Guiding Differences and Desires: Japanese Women, Tourism, and the Brokering of Postwar US-Japan Relations
- Thornburg, Mika
- Advisor(s): McDonald,, Kate;
- Spickard, Paul
Abstract
This dissertation interrogates the possibilities and limitations of tourism, particularly in the transimperial system of the postwar Pacific. It reframes Cold War US-Japan relations as symbiosis between two imperial nations. It examines post-World War II tourism to illustrate how the American and Japanese empires engaged in intellectual and population exchanges that aided the maintenance of both Pacific empires. I show how Japanese women served key roles in postwar tourism between Japan and the US. First, they served as a major consumer base. Gender norms and ideals enticed young Japanese women to travel, starting as a trickle in the late 1960s that later became a cascade of millions by the 1980s. I argue that the postwar tourism industry between the US and Japan shifted focus to a new kind of colonizer: the Japanese woman traveler. Second, Japanese women, particularly those who migrated to the US (“Shin Issei”), worked in the tourism industry throughout the Pacific. I examine how these tour guides sit at the nexus of both the US and Japanese empires.By combining archival research cultural history, oral history, and Asian American theoretical perspectives, I consider how the lives of Japanese women were intertwined with international relations and empire.
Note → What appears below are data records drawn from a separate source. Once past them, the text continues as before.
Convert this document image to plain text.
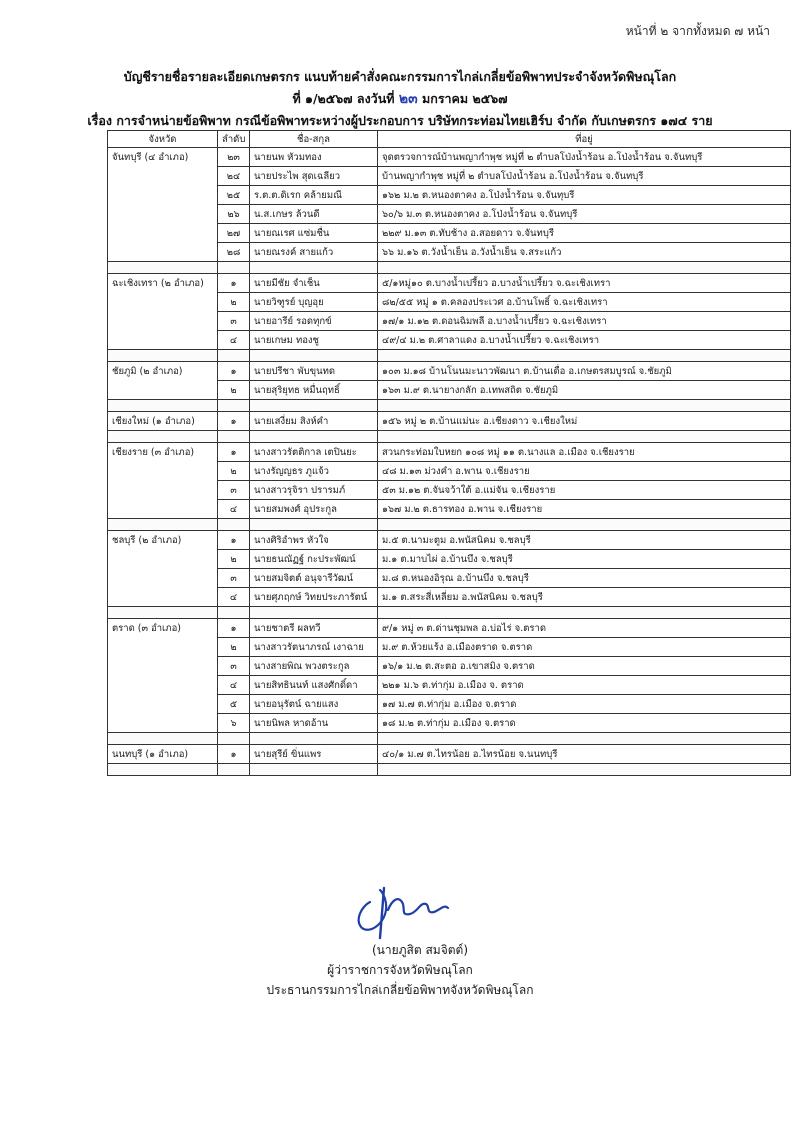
หน้าที่ ๒ จากทั้งหมด ๗ หน้า
บัญชีรายชื่อรายละเอียดเกษตรกร แนบท้ายคำสั่งคณะกรรมการไกล่เกลี่ยข้อพิพาทประจำจังหวัดพิษณุโลก
ที่ ๑/๒๕๖๗ ลงวันที่ ๒๓ มกราคม ๒๕๖๗
เรื่อง การจำหน่ายข้อพิพาท กรณีข้อพิพาทระหว่างผู้ประกอบการ บริษัทกระท่อมไทยเฮิร์บ จำกัด กับเกษตรกร ๑๗๔ ราย
จังหวัด	ลำดับ	ชื่อ-สกุล	ที่อยู่

จันทบุรี (๔ อำเภอ)	๒๓	นายนพ หัวมทอง	จุดตรวจการณ์บ้านพญากำพุช หมู่ที่ ๒ ตำบลโป่งน้ำร้อน อ.โป่งน้ำร้อน จ.จันทบุรี
	๒๔	นายประไพ สุดเฉลียว	บ้านพญากำพุช หมู่ที่ ๒ ตำบลโป่งน้ำร้อน อ.โป่งน้ำร้อน จ.จันทบุรี
	๒๕	ร.ต.ต.ดิเรก คล้ายมณี	๑๖๒ ม.๒ ต.หนองตาคง อ.โป่งน้ำร้อน จ.จันทุบรี
	๒๖	น.ส.เกษร ล้วนดี	๖๐/๖ ม.๓ ต.หนองตาคง อ.โป่งน้ำร้อน จ.จันทบุรี
	๒๗	นายณเรศ แซ่มชื่น	๒๒๙ ม.๑๓ ต.ทับช้าง อ.สอยดาว จ.จันทบุรี
	๒๘	นายณรงค์ สายแก้ว	๖๖ ม.๑๖ ต.วังน้ำเย็น อ.วังน้ำเย็น จ.สระแก้ว

ฉะเชิงเทรา (๒ อำเภอ)	๑	นายมีชัย จำเช็น	๕/๑หมู่๑๐ ต.บางน้ำเปรี้ยว อ.บางน้ำเปรี้ยว จ.ฉะเชิงเทรา
	๒	นายวิฑูรย์ บุญอุย	๘๒/๕๕ หมู่ ๑ ต.คลองประเวศ อ.บ้านโพธิ์ จ.ฉะเชิงเทรา
	๓	นายอารีย์ รอดทุกข์	๑๗/๑ ม.๑๒ ต.ดอนฉิมพลี อ.บางน้ำเปรี้ยว จ.ฉะเชิงเทรา
	๔	นายเกษม ทองชู	๔๙/๔ ม.๒ ต.ศาลาแดง อ.บางน้ำเปรี้ยว จ.ฉะเชิงเทรา

ชัยภูมิ (๒ อำเภอ)	๑	นายปรีชา พับขุนทด	๑๐๓ ม.๑๘ บ้านโนนมะนาวพัฒนา ต.บ้านเดื่อ อ.เกษตรสมบูรณ์ จ.ชัยภูมิ
	๒	นายสุริยุทธ หมื่นฤทธิ์	๑๖๓ ม.๙ ต.นายางกลัก อ.เทพสถิต จ.ชัยภูมิ

เชียงใหม่ (๑ อำเภอ)	๑	นายเสงี่ยม สิงห์คำ	๑๕๖ หมู่ ๒ ต.บ้านแม่นะ อ.เชียงดาว จ.เชียงใหม่

เชียงราย (๓ อำเภอ)	๑	นางสาวรัตติกาล เตปินยะ	สวนกระท่อมใบหยก ๑๐๘ หมู่ ๑๑ ต.นางแล อ.เมือง จ.เชียงราย
	๒	นางรัญญธร ภูแจ้ว	๔๘ ม.๑๓ ม่วงคำ อ.พาน จ.เชียงราย
	๓	นางสาวรุจิรา ปรารมภ์	๕๓ ม.๑๒ ต.จันจว้าใต้ อ.แม่จัน จ.เชียงราย
	๔	นายสมพงศ์ อุประกูล	๑๖๗ ม.๒ ต.ธารทอง อ.พาน จ.เชียงราย

ชลบุรี (๒ อำเภอ)	๑	นางศิริอำพร หัวใจ	ม.๕ ต.นามะตูม อ.พนัสนิคม จ.ชลบุรี
	๒	นายธนณัฏฐ์ กะประพัฒน์	ม.๑ ต.มาบไผ่ อ.บ้านบึง จ.ชลบุรี
	๓	นายสมจิตต์ อนุจารีวัฒน์	ม.๘ ต.หนองอิรุณ อ.บ้านบึง จ.ชลบุรี
	๔	นายศุภฤกษ์ วิทยประภารัตน์	ม.๑ ต.สระสี่เหลี่ยม อ.พนัสนิคม จ.ชลบุรี

ตราด (๓ อำเภอ)	๑	นายชาตรี ผลทวี	๙/๑ หมู่ ๓ ต.ด่านชุมพล อ.บ่อไร่ จ.ตราด
	๒	นางสาวรัตนาภรณ์ เงาฉาย	ม.๙ ต.ห้วยแร้ง อ.เมืองตราด จ.ตราด
	๓	นางสายพิณ พวงตระกูล	๑๖/๑ ม.๒ ต.สะตอ อ.เขาสมิง จ.ตราด
	๔	นายสิทธินนท์ แสงศักดิ์ดา	๒๒๑ ม.๖ ต.ท่ากุ่ม อ.เมือง จ. ตราด
	๕	นายอนุรัตน์ ฉายแสง	๑๗ ม.๗ ต.ท่ากุ่ม อ.เมือง จ.ตราด
	๖	นายนิพล หาดอ้าน	๑๘ ม.๒ ต.ท่ากุ่ม อ.เมือง จ.ตราด

นนทบุรี (๑ อำเภอ)	๑	นายสุรีย์ ขิ่นแพร	๔๐/๑ ม.๗ ต.ไทรน้อย อ.ไทรน้อย จ.นนทบุรี

(นายภูสิต สมจิตต์)
ผู้ว่าราชการจังหวัดพิษณุโลก
ประธานกรรมการไกล่เกลี่ยข้อพิพาทจังหวัดพิษณุโลก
Adopting an intersectional analysis, my dissertation explores these topics through Japanese women born between 1945 and 1979. Using a cultural history methodology, I examine a variety of sources, including Japanese tourism campaign materials, guidebooks, and magazines, to understand the discourses that women of this generation encountered as they were growing up and what incited them to move—both as travelers and as emigrants. Moving beyond the individual, I examine the impact of Japanese tourism on several settler colonies of the Pacific: Hokkaido, Okinawa, and Guam. This dissertation interrogates the linkages of tourism and empire through a postwar, transpacific lens. I advance the historiography of tourism by examining the multiple and layered imperial forces and legacies that structure tourism in the Pacific. I contend that tourism functioned as a key mechanism in Cold War era international relations between these two transpacific empires.